Após refletir muito, comecei a ver que efetivamente era uma
organização, que possuía tal envergadura na quantidade de membros e que ia
configurando uma nação dentro de outra, uma nação no lugar de outra. Isto é o
que (Erving) Goffman maravilhosamente define como a transformação do estigma em
emblema, quando fala da carreira do criminoso. Estes grupos são objetos de
constante humilhação e estigmatização. São tidos como pessoas desadaptadas e é
provável que acabem realizando isto do modo mais espetacular possível. É como
se dissessem: “Se o outro me condena a ser criminoso, serei o melhor criminoso
possível”. Então, o estigma de ser latinos se converte no emblema de ser
latinos, mas, reis.
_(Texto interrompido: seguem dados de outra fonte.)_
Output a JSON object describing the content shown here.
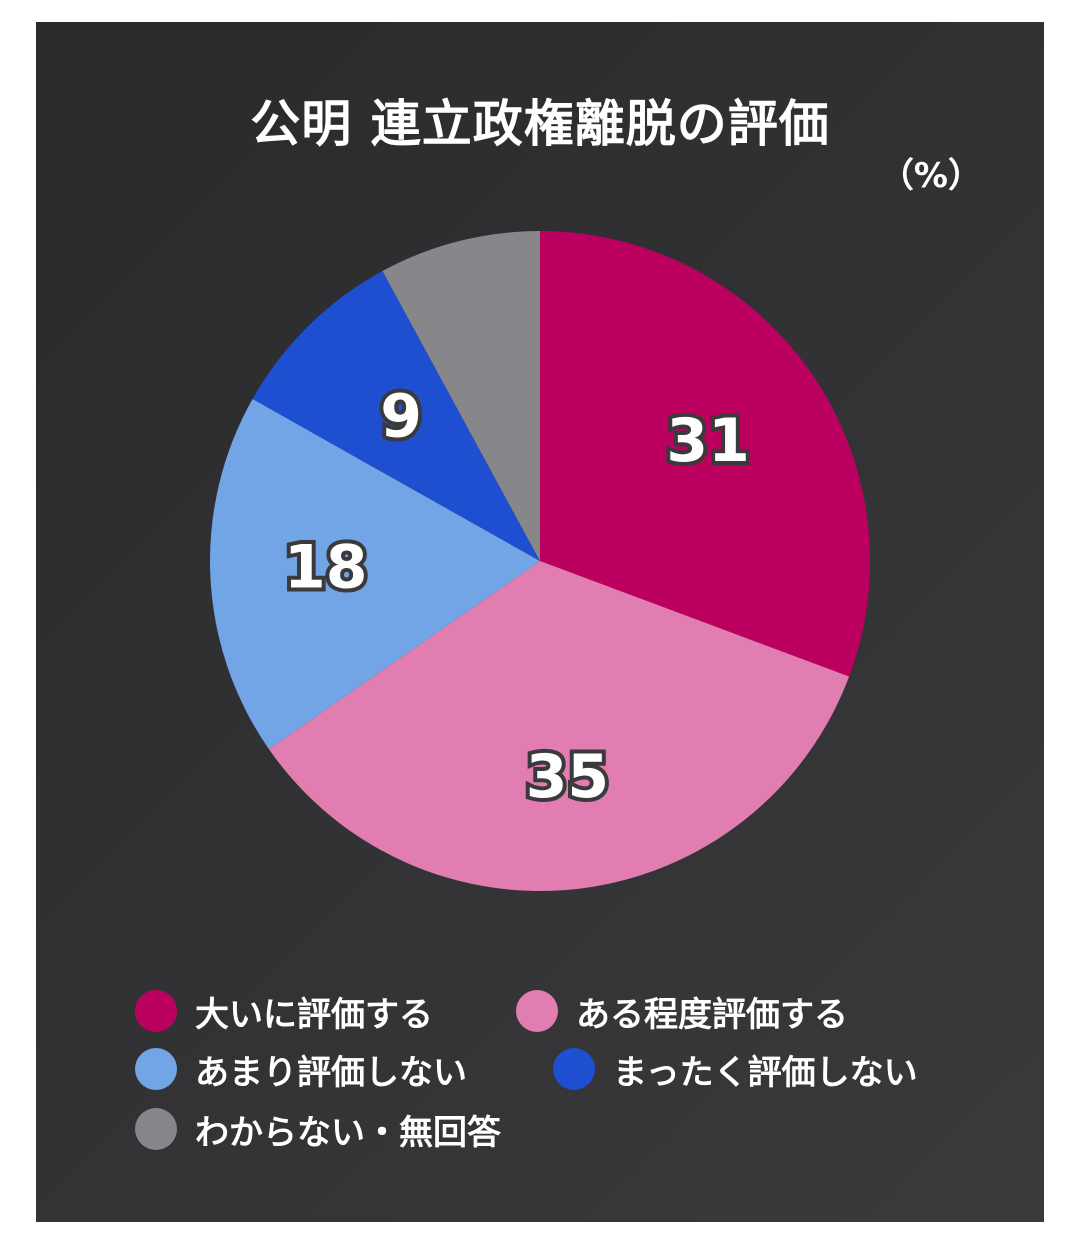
{
  "title": "公明 連立政権離脱の評価",
  "unit": "（%）",
  "chart_data": {
    "type": "pie",
    "title": "公明 連立政権離脱の評価",
    "unit": "（%）",
    "slices": [
      {
        "name": "大いに評価する",
        "value": 31,
        "label": "31",
        "color": "#bc0060"
      },
      {
        "name": "ある程度評価する",
        "value": 35,
        "label": "35",
        "color": "#e27db2"
      },
      {
        "name": "あまり評価しない",
        "value": 18,
        "label": "18",
        "color": "#72a5e6"
      },
      {
        "name": "まったく評価しない",
        "value": 9,
        "label": "9",
        "color": "#1e4fd0"
      },
      {
        "name": "わからない・無回答",
        "value": 8,
        "label": "",
        "color": "#87868a"
      }
    ],
    "legend_position": "bottom"
  }
}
Há coroas e há superioridades e beneficência. Essa coisa da
nação me chamava muito a atenção, pois todas as gangues possuem um nome, mas
eles se chamavam nação.
Quais elementos
faziam deles uma nação?
Eles têm uma Constituição, e possuem elementos que criam uma
nação, talvez, não o idioma, mas, sim, uma regra, um vocabulário... Dois reis
que não se conhecem, reconhecem-se pelo modo como atuam ou por um gesto que os
tornam reconhecidos. Eu estive muito perto deles. Uma vez, em Madri, ao final
de uma conversa e vendo que compartilhávamos alguns saberes, esse garoto me
perguntou: “Mas, você que chapa tem? Que King é?”. É claro que eu não tenho
nenhuma (chapa), mas sabia muito em razão da minha pesquisa. Contudo, eles se
reconhecem, possuem um universo simbólico compartilhado, algo que tem a ver com
o linguístico, o gestual. Compartilham minimamente um território que se
translocaliza. Outro elemento que me atraia muito é o caráter transnacional:
são uma nação, mas são transnacionais. Eles dizem que começa a existir a nação
quando se coloca a bandeira. Eles têm o ato de constituição da nação no lugar
em que se coloca a bandeira. Terão esta data para recordá-la, da mesma forma
como são recordados os acontecimentos que fundam a nação. Era tão potente essa
nação, com uma Constituição, manifestos, propósitos e leis, que era capaz de se
refundar cada vez que fosse necessário. Não eram as pequenas gangues de 20 ou
25 pessoas, como as estudadas há muitos anos. Há pessoas que hoje possuem 40
anos e continuam sendo Latin King... porque eles dizem que um rei é para
sempre, embora já não sejam um King.